First the great bundle of sheets and pillowcases. Her knuckles stung with cold as she plunged the fabric in and out of the water. With the handle of the rake she pried the yards of sopping muslin from the tub and wrung them out inch by inch before starting all over with the rinse water. Then towels, dishcloths, white underthings, and red flannel underthings. Last of all she carried the carpetbags out into the sun and stacked the heap of muddied winter clothes in the grass beside the washtub.

The folded dresses, pants, and shirts were stiff as canvas from weeks of wear. Caroline shook out her own everyday brown flannel and lowered it into the tub. The gray water crept hungrily up the hem, melting the caked dirt away. She threaded her hands deep into pairs of stockings and strummed them over the washboard until the dingy footprints disappeared from their soles.

Sweat ringed her underarms and collar. In her mind she fancied she could sketch the line of every blade of grass pressing into her knees. But never before had Caroline taken such pleasure in a washing. Everything she worked with her hands beneath the water came up softer, brighter, more itself.

She laid the drying clothes out like paper dolls on the grass. Caroline stood back thoughtfully taking in their colors and shapes: Charles in brown and green, herself and Mary in shades of blue, and Laura’s little sprigged calico in just the bold shade of red Caroline longed to wear. Together all of them gently bent the grass, so that Caroline saw the soft imprint of her family on the land.



The image lingered pleasantly in her mind well after the clothes were ironed and folded away. When Charles came whistling home and the girls ran scrambling to meet him, the picture seemed to come alive. They rose out of the grass in a small billow of color and movement—Charles with Laura by the hand, Mary skipping alongside. Caroline smiled. Laura never could get enough of her Pa.

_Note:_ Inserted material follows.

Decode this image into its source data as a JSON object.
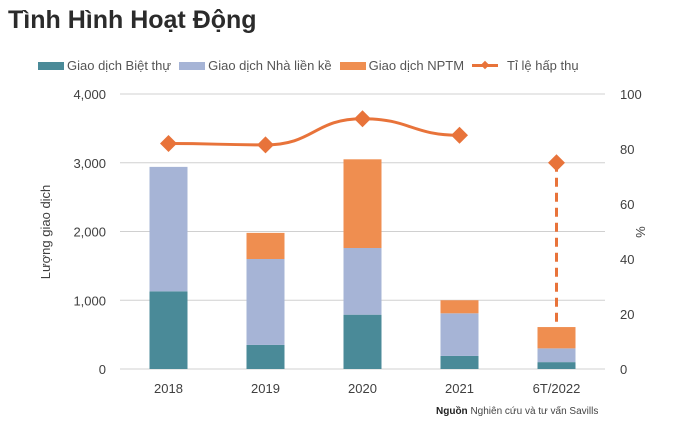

A pang of worry struck her. How might things change for Laura if this next baby were a son? Charles was not a man to play favorites, but there was no mistaking the softness in his eyes when he looked on something he loved. She had seen it kindling inside him these last days, as they drove across the prairie, and now she could hear it in his voice, telling Laura of all the bounty he had seen living in the grass and streams.